Pascua (Easter Sunday)

Sunday, April 01, 2018
Angra do Heroísmo, Azores, Portugal
April Fools Day, more appropriately, Happy Easter! We checked the schedule for Easter Mass at the Cathedral Ogreja do Santissimo Salvador and found that the Bishop would be celebrating Mass at 11:00. 
We arrived before 10:30 and sat toward the front right behind the pews reserved for the choir. Other than the impressive church itself, what jumped out immediately, were the five TV/movie cameras and floodlights. This not only would be a high mass, but would also be televised.  
We had a 30+ member choir, a 10+ member orchestra, with conductor, a half dozen attending priests and, of course, the Bishop. The music was beautiful and being all in Portuguese, we didn’t understand a word of the service — good thing we are practicing Catholics, we knew what was happening and when.
Back at the hotel, we changed into hiking clothes, made lunch and packed our knapsack. Up in the lobby our rental car guy, Andre, was waiting for us. We would have a car for four days for 100 euro, a brand new, blue, Opel. After brief paperwork and inspection of the car we were headed to the mountains for a hike.
We quickly left the city to drive up through the grazing, lava-rock-mosaic walled landscape that was spectacular. The green of Ireland has nothing on the island of Terceira! Just as quickly, we left the pastures, entered dense cedar groves. Our destination was Misterios Negros, part of the Santa Barbara National Forest Reserve. This hike was highly recommended and was #1 on our list. We parked the car and in full rain gear made it about a quarter mile in 25 mph wind and a driving rain. We both decided this was crazy and headed back to the car.
Plan B was quickly formulated. Looking at the map, we decided to explore the northern coast of the island and headed to the coastal town of Biscoitos.
Driving down from the mountains, the ocean opens up in front of you. The coastline, here as everywhere, is all black lava rocks or high cliffs. The crashing waves along Ponta dos Biscoitos called for a 1,000 pictures, yet none of them truly give justice to this place. 
At Biscoitos, and all around the island, are coastal swimming holes. With the rocky shorelines there are no, or very few sandy beaches. Instead, the natural rock formations, coupled with man made modifications, swimming holes are created. Many even offer bath houses for changing. During low tide, the water may be only a few feet deep, but at high tide, over your head. We felt the water and it was cold and we saw no bathers, but we were told that in the summer months they would be packed.
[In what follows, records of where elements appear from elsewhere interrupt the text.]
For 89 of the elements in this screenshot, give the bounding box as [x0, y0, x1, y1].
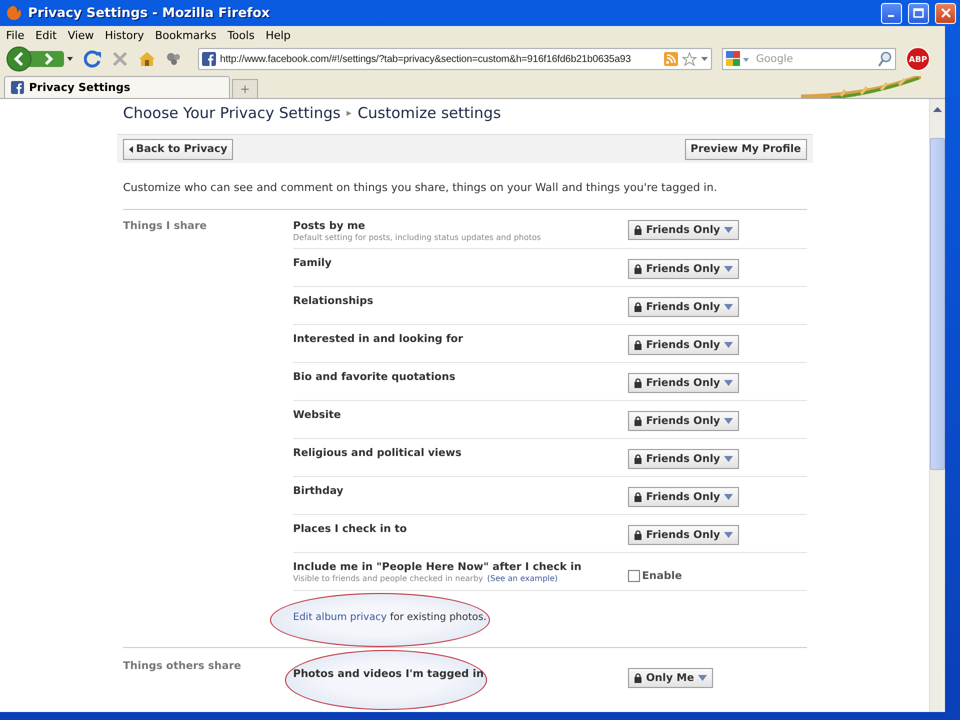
- page-title: Customize settings: [358, 104, 501, 122]
- breadcrumb-link[interactable]: Choose Your Privacy Settings: [123, 104, 341, 122]
- star-icon[interactable]: [682, 52, 697, 66]
- window-title: Privacy Settings - Mozilla Firefox: [28, 6, 271, 20]
- menu-item[interactable]: Edit: [35, 28, 57, 42]
- scroll-thumb[interactable]: [930, 138, 945, 470]
- setting-label: Places I check in to: [293, 523, 407, 535]
- caret-icon: [724, 342, 734, 348]
- firefox-icon: [6, 5, 22, 21]
- privacy-dropdown[interactable]: Friends Only: [628, 259, 740, 279]
- privacy-dropdown[interactable]: Friends Only: [628, 297, 740, 317]
- breadcrumb-separator: ▸: [346, 108, 352, 118]
- lock-icon: [634, 340, 642, 350]
- minimize-button[interactable]: [881, 2, 902, 24]
- back-button[interactable]: Back to Privacy: [123, 138, 234, 160]
- maximize-icon: [913, 8, 924, 18]
- enable-checkbox[interactable]: [628, 570, 640, 582]
- section-title: Things others share: [123, 659, 242, 672]
- caret-icon: [698, 675, 708, 681]
- caret-icon: [724, 418, 734, 424]
- search-box[interactable]: Google: [722, 48, 896, 70]
- preview-button[interactable]: Preview My Profile: [684, 138, 807, 160]
- lock-icon: [634, 673, 642, 683]
- caret-icon: [724, 266, 734, 272]
- album-privacy-text: Edit album privacy for existing photos.: [293, 612, 487, 623]
- setting-label: Include me in "People Here Now" after I check in: [293, 561, 582, 573]
- setting-label: Family: [293, 257, 332, 269]
- caret-icon: [724, 304, 734, 310]
- intro-text: Customize who can see and comment on things you share, things on your Wall and things you're tagged in.: [122, 180, 718, 196]
- setting-description: Visible to friends and people checked in nearby (See an example): [293, 574, 558, 583]
- adblock-button[interactable]: ABP: [906, 47, 930, 71]
- setting-label: Interested in and looking for: [293, 333, 464, 345]
- lock-icon: [634, 416, 642, 426]
- privacy-dropdown[interactable]: Friends Only: [628, 220, 740, 240]
- privacy-dropdown[interactable]: Friends Only: [628, 449, 740, 469]
- setting-label: Birthday: [293, 485, 344, 497]
- scroll-up-icon[interactable]: [933, 107, 942, 112]
- menu-item[interactable]: View: [68, 28, 94, 42]
- lock-icon: [634, 225, 642, 235]
- setting-label: Religious and political views: [293, 447, 462, 459]
- privacy-dropdown[interactable]: Friends Only: [628, 525, 740, 545]
- menu-item[interactable]: Tools: [227, 28, 255, 42]
- url-text: http://www.facebook.com/#!/settings/?tab=privacy&section=custom&h=916f16fd6b21b0635a93: [220, 54, 632, 64]
- setting-label: Posts by me: [293, 220, 366, 232]
- browser-tab[interactable]: Privacy Settings: [4, 76, 230, 98]
- back-forward-icon[interactable]: [6, 46, 74, 72]
- close-icon: [940, 8, 950, 18]
- lock-icon: [634, 264, 642, 274]
- setting-description: Default setting for posts, including status updates and photos: [293, 233, 541, 242]
- privacy-dropdown[interactable]: Friends Only: [628, 335, 740, 355]
- dropdown-icon[interactable]: [701, 57, 708, 61]
- extension-icon[interactable]: [166, 52, 182, 66]
- menu-item[interactable]: Bookmarks: [154, 28, 216, 42]
- menu-item[interactable]: File: [6, 28, 24, 42]
- setting-label: Bio and favorite quotations: [293, 371, 456, 383]
- caret-icon: [724, 380, 734, 386]
- album-privacy-link[interactable]: Edit album privacy: [293, 612, 387, 623]
- privacy-dropdown[interactable]: Friends Only: [628, 373, 740, 393]
- reload-icon[interactable]: [84, 50, 102, 68]
- lock-icon: [634, 530, 642, 540]
- setting-label: Relationships: [293, 295, 374, 307]
- caret-icon: [724, 227, 734, 233]
- facebook-icon: [202, 52, 216, 66]
- checkbox-label: Enable: [642, 570, 682, 582]
- lock-icon: [634, 302, 642, 312]
- example-link[interactable]: (See an example): [487, 574, 558, 583]
- menu-item[interactable]: History: [104, 28, 144, 42]
- caret-icon: [724, 532, 734, 538]
- caret-icon: [724, 494, 734, 500]
- setting-label: Website: [293, 409, 341, 421]
- home-icon[interactable]: [138, 51, 156, 67]
- back-arrow-icon: [129, 146, 133, 152]
- maximize-button[interactable]: [908, 2, 929, 24]
- scrollbar[interactable]: [929, 99, 945, 712]
- setting-label: Photos and videos I'm tagged in: [293, 668, 484, 680]
- lock-icon: [634, 492, 642, 502]
- lock-icon: [634, 378, 642, 388]
- facebook-icon: [11, 81, 24, 94]
- close-button[interactable]: [935, 2, 956, 24]
- privacy-dropdown[interactable]: Friends Only: [628, 411, 740, 431]
- lock-icon: [634, 454, 642, 464]
- section-title: Things I share: [123, 219, 208, 232]
- privacy-dropdown[interactable]: Only Me: [628, 668, 714, 688]
- search-engine-icon[interactable]: [726, 51, 750, 67]
- caret-icon: [724, 456, 734, 462]
- address-bar[interactable]: http://www.facebook.com/#!/settings/?tab=privacy&section=custom&h=916f16fd6b21b0635a93: [198, 48, 712, 70]
- menu-item[interactable]: Help: [266, 28, 291, 42]
- privacy-dropdown[interactable]: Friends Only: [628, 487, 740, 507]
- search-icon[interactable]: [878, 51, 892, 67]
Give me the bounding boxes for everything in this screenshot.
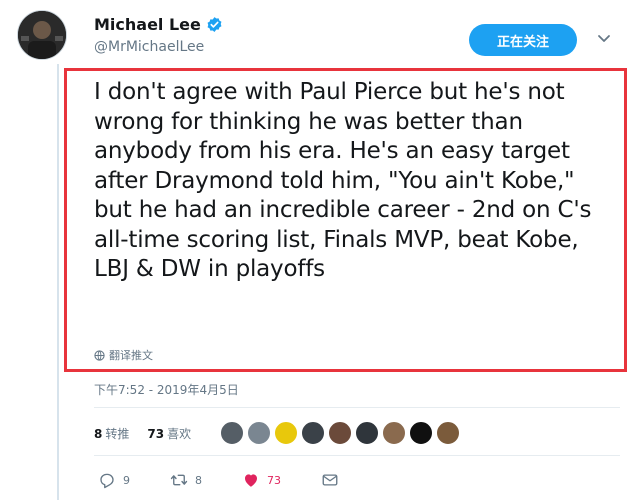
liker-avatars	[220, 421, 460, 445]
chevron-down-icon[interactable]	[596, 30, 612, 46]
tweet-stats: 8 转推 73 喜欢	[94, 425, 191, 442]
liker-avatar[interactable]	[382, 421, 406, 445]
author-block: Michael Lee @MrMichaelLee	[94, 15, 223, 55]
retweet-count: 8	[94, 427, 103, 441]
like-count: 73	[147, 427, 165, 441]
retweet-button[interactable]: 8	[170, 471, 202, 489]
like-action-count: 73	[267, 473, 281, 487]
liker-avatar[interactable]	[355, 421, 379, 445]
liker-avatar[interactable]	[409, 421, 433, 445]
retweet-stat-label: 转推	[105, 427, 130, 441]
thread-line	[57, 64, 59, 500]
tweet-text: I don't agree with Paul Pierce but he's …	[94, 79, 592, 282]
reply-count: 9	[123, 473, 130, 487]
divider	[94, 455, 620, 456]
avatar-image	[18, 11, 66, 59]
heart-icon	[245, 474, 257, 487]
author-handle[interactable]: @MrMichaelLee	[94, 39, 223, 55]
like-stat[interactable]: 73 喜欢	[147, 425, 191, 442]
avatar[interactable]	[17, 10, 67, 60]
retweet-stat[interactable]: 8 转推	[94, 425, 129, 442]
tweet-timestamp[interactable]: 下午7:52 - 2019年4月5日	[94, 381, 239, 398]
divider	[94, 407, 620, 408]
following-button[interactable]: 正在关注	[469, 24, 577, 56]
translate-label[interactable]: 翻译推文	[109, 347, 153, 363]
liker-avatar[interactable]	[274, 421, 298, 445]
retweet-action-count: 8	[195, 473, 202, 487]
liker-avatar[interactable]	[220, 421, 244, 445]
liker-avatar[interactable]	[328, 421, 352, 445]
reply-button[interactable]: 9	[98, 471, 130, 489]
message-button[interactable]	[321, 471, 339, 489]
verified-badge-icon	[207, 17, 222, 32]
liker-avatar[interactable]	[436, 421, 460, 445]
reply-icon	[100, 473, 114, 489]
liker-avatar[interactable]	[301, 421, 325, 445]
envelope-icon	[322, 474, 338, 486]
author-name[interactable]: Michael Lee	[94, 15, 201, 34]
retweet-icon	[170, 474, 188, 486]
liker-avatar[interactable]	[247, 421, 271, 445]
like-stat-label: 喜欢	[167, 427, 192, 441]
action-bar: 9 8 73	[98, 471, 379, 489]
globe-icon	[94, 349, 105, 361]
translate-tweet-link[interactable]: 翻译推文	[94, 347, 153, 363]
like-button[interactable]: 73	[242, 471, 281, 489]
author-name-row[interactable]: Michael Lee	[94, 15, 223, 34]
Unlike the rain and wind in the mountains, the coast was all blue sky, though it was windy. We drove an hour or so to the east and then backtracked through Biscoitos, circled to the west and back to Angra do Heroísmo. Our drive took us the breath of the island, south to north and half the circumference.  We stopped at almost every lookout and marveled at the beauty of this place. 
These roads, though in great shape were not designed for two way, modern vehicle traffic. This was especially true in the small towns where the buildings on either side came right to the road’s edge.  To make things just a little more interesting, parking halfway in the middle of the traffic lane was not uncommon - all added to the ambiance!
Though not as common as mainland Portugal, Fado can be found a couple of nights a week on Terceira. We had made reservations for dinner and Fado at the Posada Sao Sebastião. It is a hotel located in an ancient walled fortress. 
We were the first to arrive shortly after 7:00 and were seated at a window table with our name on it.  By 7:30, the dining room was full with nearly 50 people - a fair mix of English and non-English speaking.  This was a four course, wine paired meal with a Fado set between each.
The wines flowed freely, the food OK, and the Fado was great. The music came from two men on the mandolin and guitar; two women sang the Fado.
For 30 euro per person, it was a great night and highly recommended. It was nearly 11:00 by the time we left.